In addition to alterations of the sample atmosphere, beam deceleration can significantly improve the contrast and resolution of images in block-face imaging of biological samples in SEM under low landing energy levels and a low beam current (Ohta et al., 2012; Titze and Denk, 2013). In the beam deceleration approach, the specimens are held at a negative bias voltage, and the electrons leaving the column are decelerated before reaching the specimens. The beam deceleration system has multiple advantages including improved detection of signals from negatively biased specimens and better resolution by very low landing energy of the incident electrons. Although the sample conductivity is critical for the beneficial effects of beam deceleration, imaging of such conductive samples at high spatial resolution could be significantly facilitated by applying beam deceleration upon imaging in SEM.

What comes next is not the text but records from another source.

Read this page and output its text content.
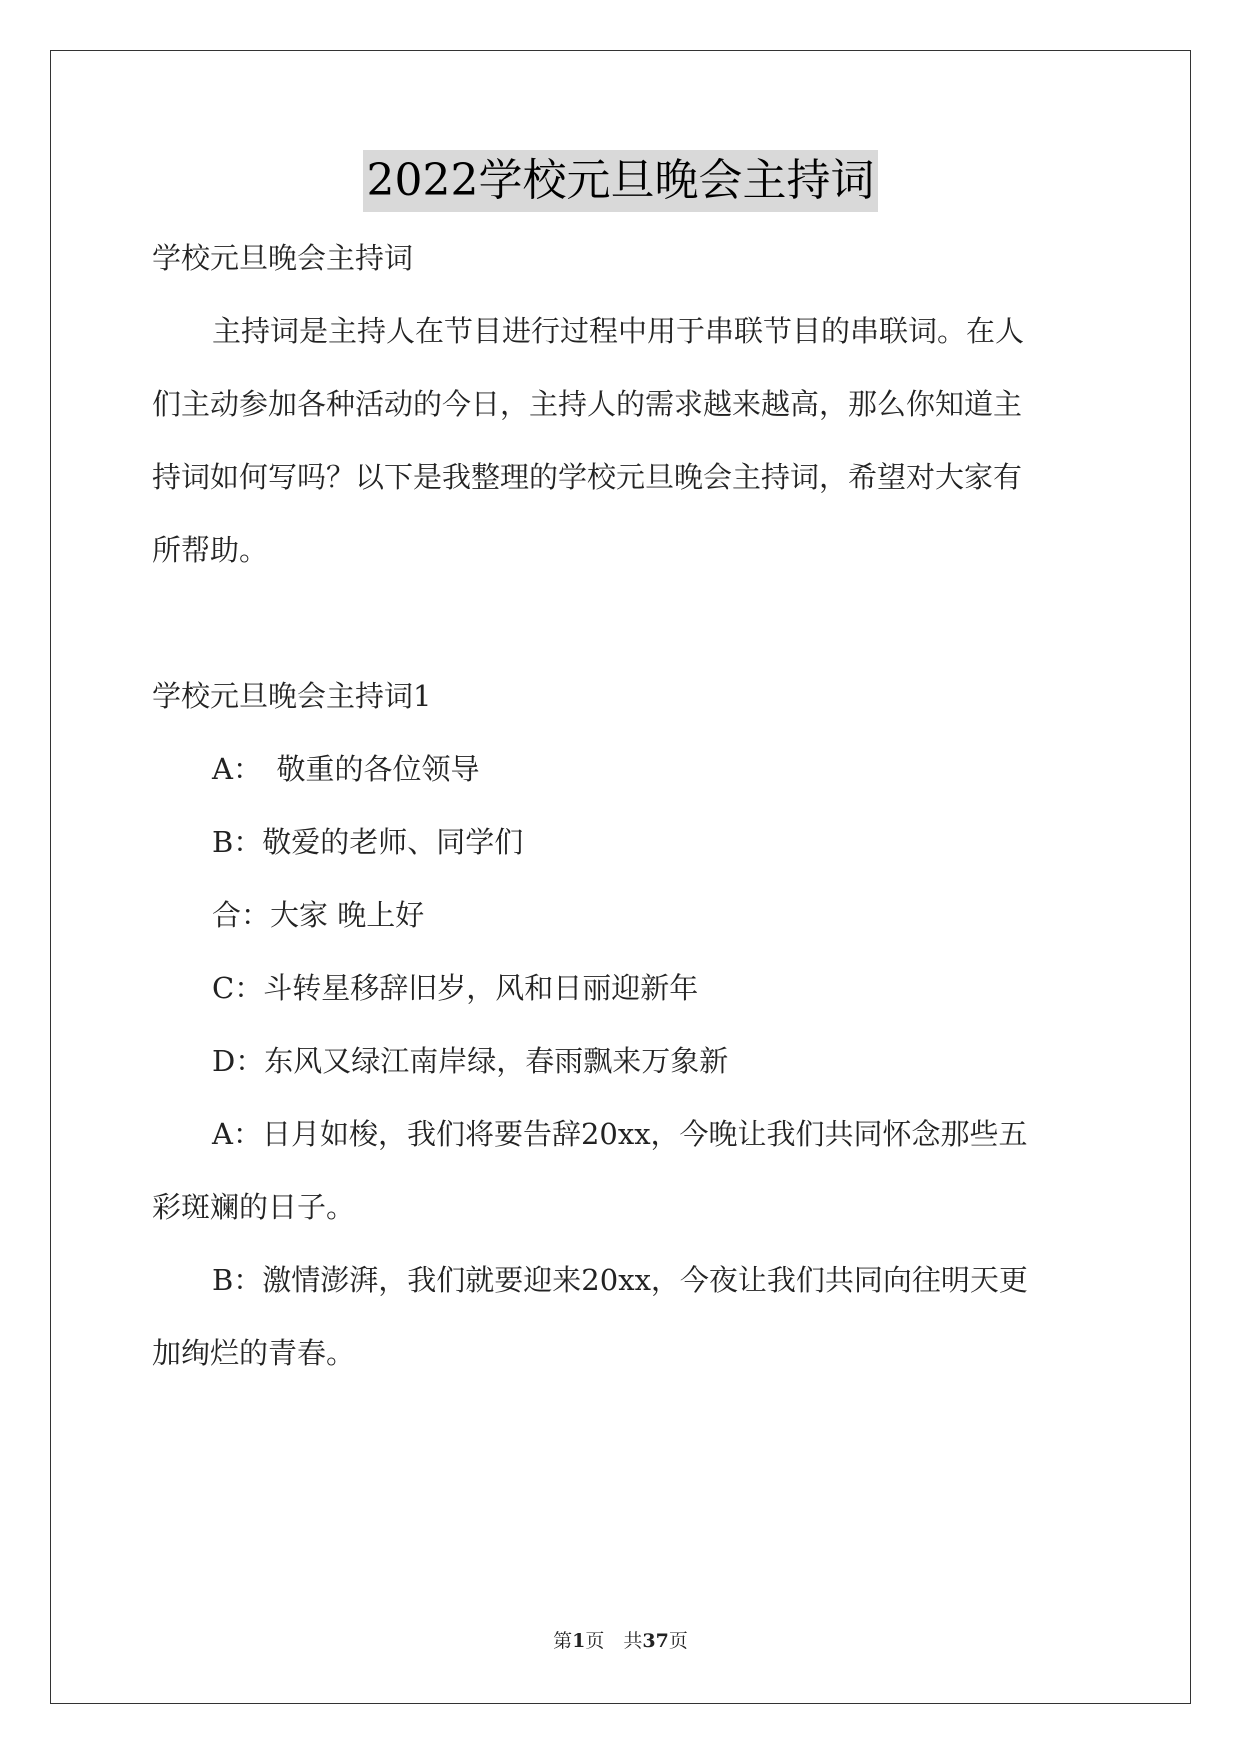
2022学校元旦晚会主持词
学校元旦晚会主持词
主持词是主持人在节目进行过程中用于串联节目的串联词。在人
们主动参加各种活动的今日，主持人的需求越来越高，那么你知道主
持词如何写吗？以下是我整理的学校元旦晚会主持词，希望对大家有
所帮助。
学校元旦晚会主持词1
A：　敬重的各位领导
B：敬爱的老师、同学们
合：大家 晚上好
C：斗转星移辞旧岁，风和日丽迎新年
D：东风又绿江南岸绿，春雨飘来万象新
A：日月如梭，我们将要告辞20xx，今晚让我们共同怀念那些五
彩斑斓的日子。
B：激情澎湃，我们就要迎来20xx，今夜让我们共同向往明天更
加绚烂的青春。
第1页　共37页
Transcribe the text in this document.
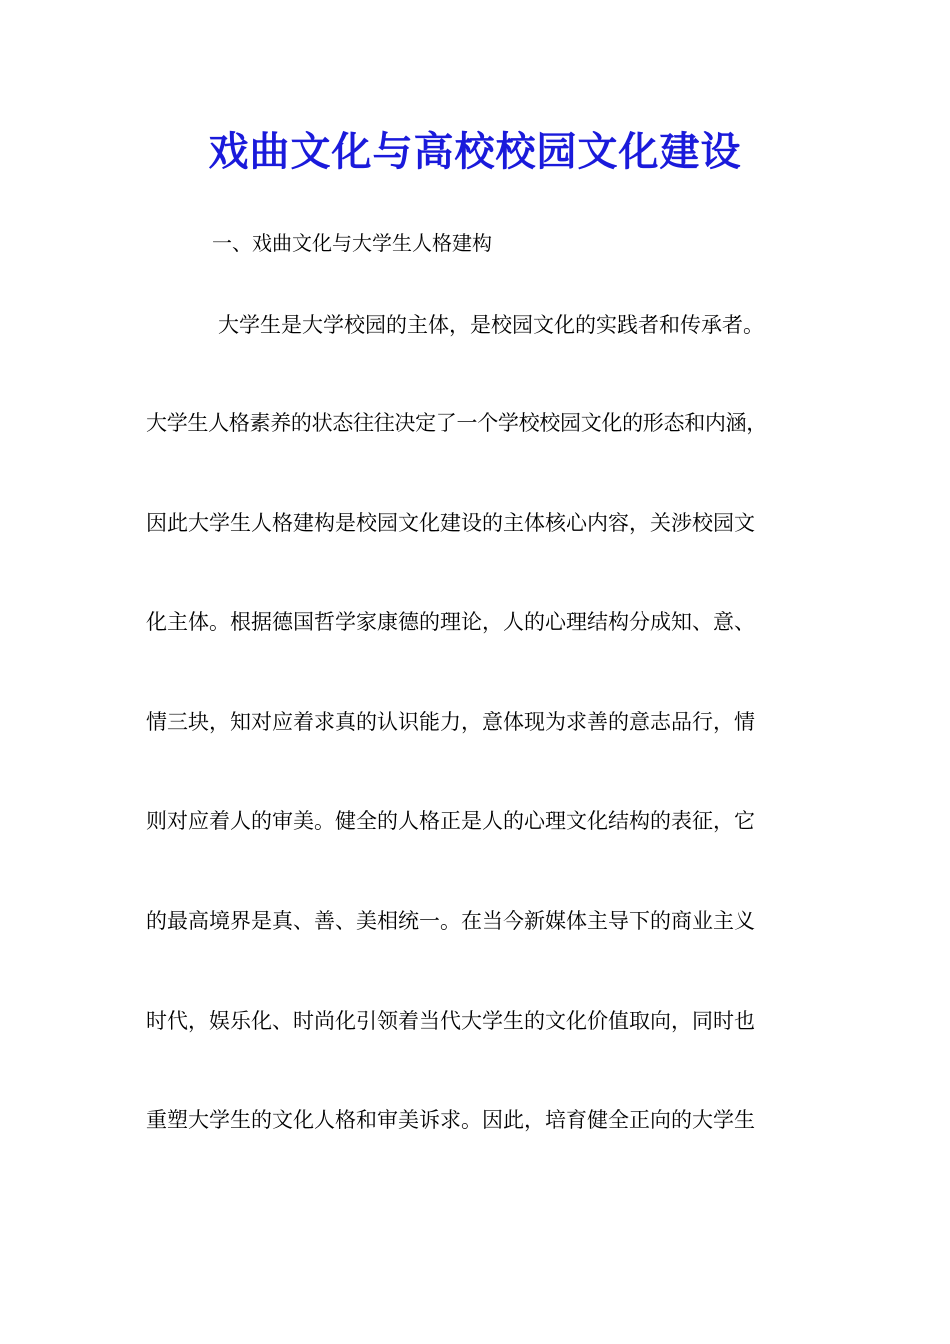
戏曲文化与高校校园文化建设

一、戏曲文化与大学生人格建构

大学生是大学校园的主体，是校园文化的实践者和传承者。

大学生人格素养的状态往往决定了一个学校校园文化的形态和内涵，

因此大学生人格建构是校园文化建设的主体核心内容，关涉校园文

化主体。根据德国哲学家康德的理论，人的心理结构分成知、意、

情三块，知对应着求真的认识能力，意体现为求善的意志品行，情

则对应着人的审美。健全的人格正是人的心理文化结构的表征，它

的最高境界是真、善、美相统一。在当今新媒体主导下的商业主义

时代，娱乐化、时尚化引领着当代大学生的文化价值取向，同时也

重塑大学生的文化人格和审美诉求。因此，培育健全正向的大学生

Treatments to increase the surface conductivity of samples have been widely used in observation of biological specimens in SEM. Attempts to apply this concept to the SBEM imaging have been made in SEM chambers by automated block-face metal coating, and charging could be significantly improved during SBEM imaging (Titze and Denk, 2013). In this study, the surface of the imaged blocks was covered with thin (1–2 nm) metallic films composed of chromium or palladium using an electron beam evaporator that is integrated into the microscope chamber. In this system, the conductivity of the surface was increased by the thin metallic films prior to each cycle of imaging. The reduction in SNR caused by the metallic film is smaller than that caused by the widely used low-vacuum method. So the film coating results in better signal than the low-vacuum method, but still fully compensates any charging artifacts. In addition, one big advantage of this in-chamber coating method is that it allows detection of secondary electrons, which in turn enables much higher acquisition speeds than BSE-based imaging. The sample whose surface was 12 mm across could be coated and imaged without charging effects at beam currents of 25 nA, and more than 1,000 serial images could be acquired under the automated cut/coat/image cycles. However, one critical drawback of this approach is the requirements for the specific devices which enable in-chamber coating of the samples with the metallic films.

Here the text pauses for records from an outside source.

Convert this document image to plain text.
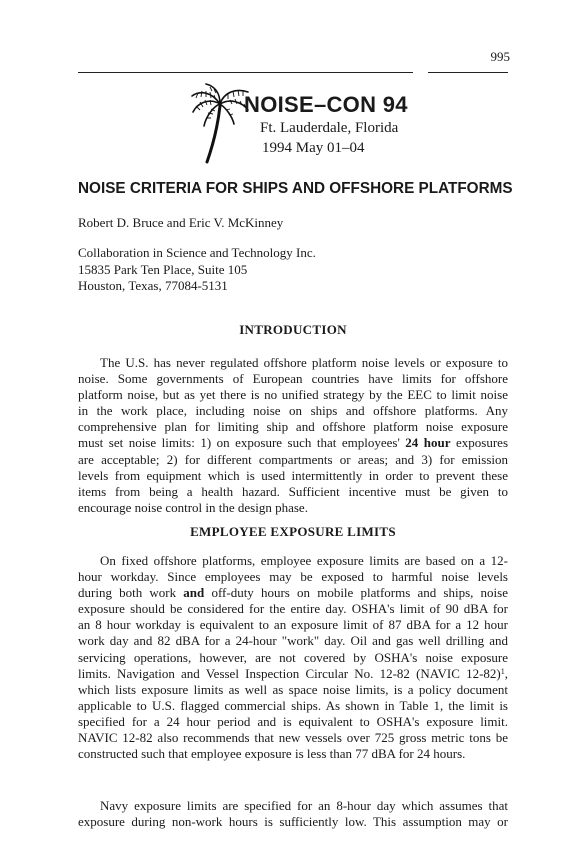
995
NOISE–CON 94
Ft. Lauderdale, Florida
1994 May 01–04
NOISE CRITERIA FOR SHIPS AND OFFSHORE PLATFORMS
Robert D. Bruce and Eric V. McKinney
Collaboration in Science and Technology Inc.
15835 Park Ten Place, Suite 105
Houston, Texas, 77084-5131
INTRODUCTION
The U.S. has never regulated offshore platform noise levels or exposure to
noise. Some governments of European countries have limits for offshore
platform noise, but as yet there is no unified strategy by the EEC to limit noise
in the work place, including noise on ships and offshore platforms. Any
comprehensive plan for limiting ship and offshore platform noise exposure
must set noise limits: 1) on exposure such that employees' 24 hour exposures
are acceptable; 2) for different compartments or areas; and 3) for emission
levels from equipment which is used intermittently in order to prevent these
items from being a health hazard. Sufficient incentive must be given to
encourage noise control in the design phase.
EMPLOYEE EXPOSURE LIMITS
On fixed offshore platforms, employee exposure limits are based on a 12-
hour workday. Since employees may be exposed to harmful noise levels
during both work and off-duty hours on mobile platforms and ships, noise
exposure should be considered for the entire day. OSHA's limit of 90 dBA for
an 8 hour workday is equivalent to an exposure limit of 87 dBA for a 12 hour
work day and 82 dBA for a 24-hour "work" day. Oil and gas well drilling and
servicing operations, however, are not covered by OSHA's noise exposure
limits. Navigation and Vessel Inspection Circular No. 12-82 (NAVIC 12-82)$^1$,
which lists exposure limits as well as space noise limits, is a policy document
applicable to U.S. flagged commercial ships. As shown in Table 1, the limit is
specified for a 24 hour period and is equivalent to OSHA's exposure limit.
NAVIC 12-82 also recommends that new vessels over 725 gross metric tons be
constructed such that employee exposure is less than 77 dBA for 24 hours.
Navy exposure limits are specified for an 8-hour day which assumes that
exposure during non-work hours is sufficiently low. This assumption may or
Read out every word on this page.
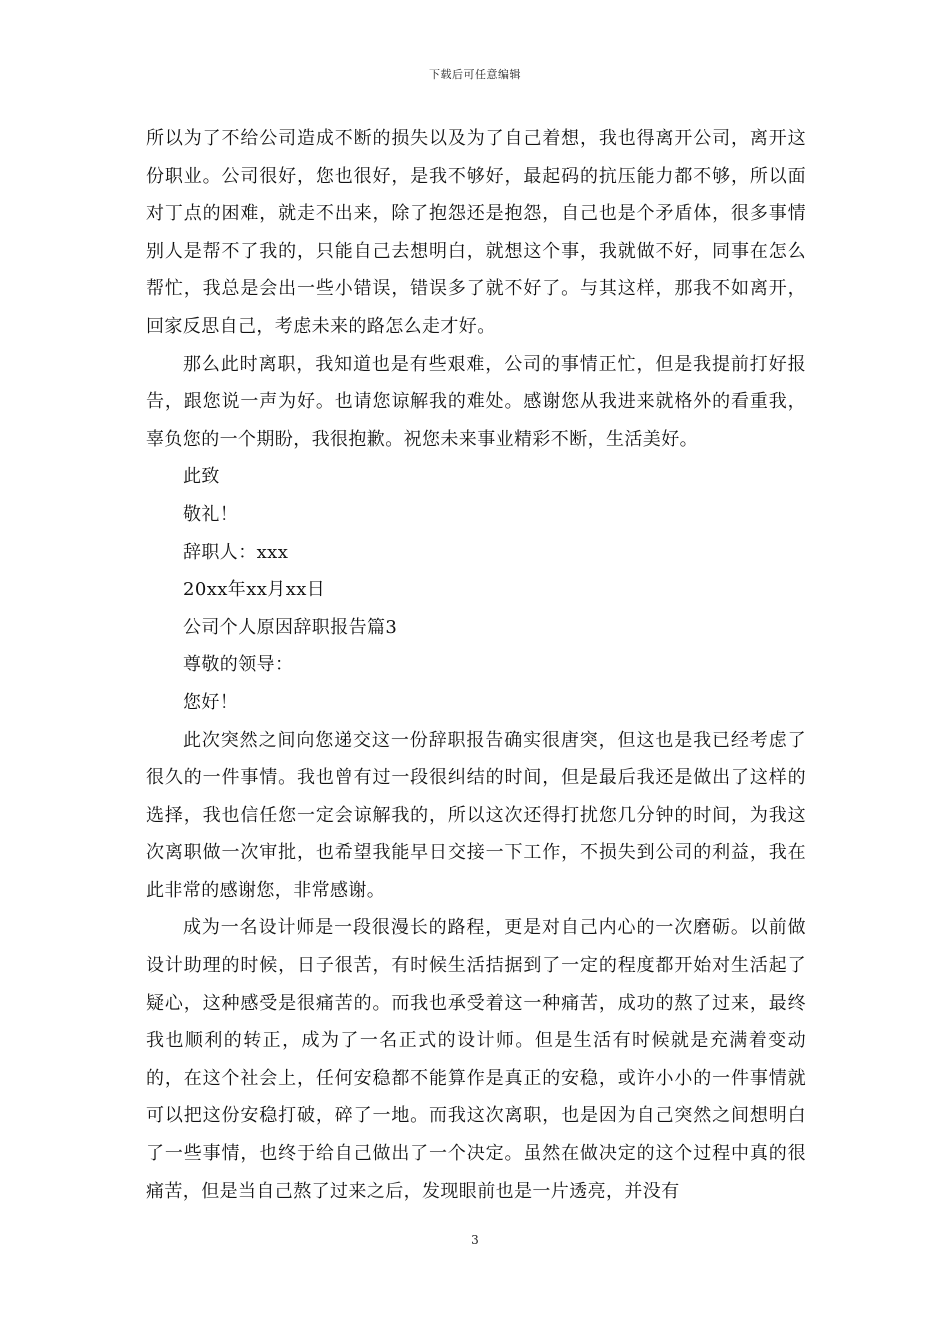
下载后可任意编辑

所以为了不给公司造成不断的损失以及为了自己着想，我也得离开公司，离开这份职业。公司很好，您也很好，是我不够好，最起码的抗压能力都不够，所以面对丁点的困难，就走不出来，除了抱怨还是抱怨，自己也是个矛盾体，很多事情别人是帮不了我的，只能自己去想明白，就想这个事，我就做不好，同事在怎么帮忙，我总是会出一些小错误，错误多了就不好了。与其这样，那我不如离开，回家反思自己，考虑未来的路怎么走才好。

那么此时离职，我知道也是有些艰难，公司的事情正忙，但是我提前打好报告，跟您说一声为好。也请您谅解我的难处。感谢您从我进来就格外的看重我，辜负您的一个期盼，我很抱歉。祝您未来事业精彩不断，生活美好。

此致

敬礼！

辞职人：xxx

20xx年xx月xx日

公司个人原因辞职报告篇3

尊敬的领导：

您好！

此次突然之间向您递交这一份辞职报告确实很唐突，但这也是我已经考虑了很久的一件事情。我也曾有过一段很纠结的时间，但是最后我还是做出了这样的选择，我也信任您一定会谅解我的，所以这次还得打扰您几分钟的时间，为我这次离职做一次审批，也希望我能早日交接一下工作，不损失到公司的利益，我在此非常的感谢您，非常感谢。

成为一名设计师是一段很漫长的路程，更是对自己内心的一次磨砺。以前做设计助理的时候，日子很苦，有时候生活拮据到了一定的程度都开始对生活起了疑心，这种感受是很痛苦的。而我也承受着这一种痛苦，成功的熬了过来，最终我也顺利的转正，成为了一名正式的设计师。但是生活有时候就是充满着变动的，在这个社会上，任何安稳都不能算作是真正的安稳，或许小小的一件事情就可以把这份安稳打破，碎了一地。而我这次离职，也是因为自己突然之间想明白了一些事情，也终于给自己做出了一个决定。虽然在做决定的这个过程中真的很痛苦，但是当自己熬了过来之后，发现眼前也是一片透亮，并没有

3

Another method using plasma etching prior to imaging has been used to remove contaminants and enhance contrast in serial image acquisition using ATUM (Morgan et al., 2016). Plasma cleaning has been used to remove contaminants, and this would be helpful in ATUM since it is possible that various contaminants which perturb image acquisition can be attached on the surface of sections during sectioning, mounting on the tape and subsequent preparation for imaging. In addition, plasma etching can be used to enhance contrast in SEM imaging using secondary electrons, presumably due to the removal of specimen components near the specimen surfaces and generation of surface unflatness (Hukui, 1996). The plasma etching could be beneficial in serial image acquisition in SEM when the secondary electrons are used for imaging of the block/section faces.

The modifications of physical properties, such as sample conductivity, and improvements in observation methods have improved image quality. Dense deposition of heavy metals on specimens is beneficial for SEM imaging because it increases conductivity and improves the SNR of samples. Increasing the conductivity of the embedding media in addition to specimen conductivity could be beneficial for the observation of non-conductive biological materials. Different materials and methods for specimen embedding have improved in the life sciences and clinical medicine, and in the next section we discuss several recent studies that modified embedding procedures and media in order to facilitate serial image acquisition using SEM.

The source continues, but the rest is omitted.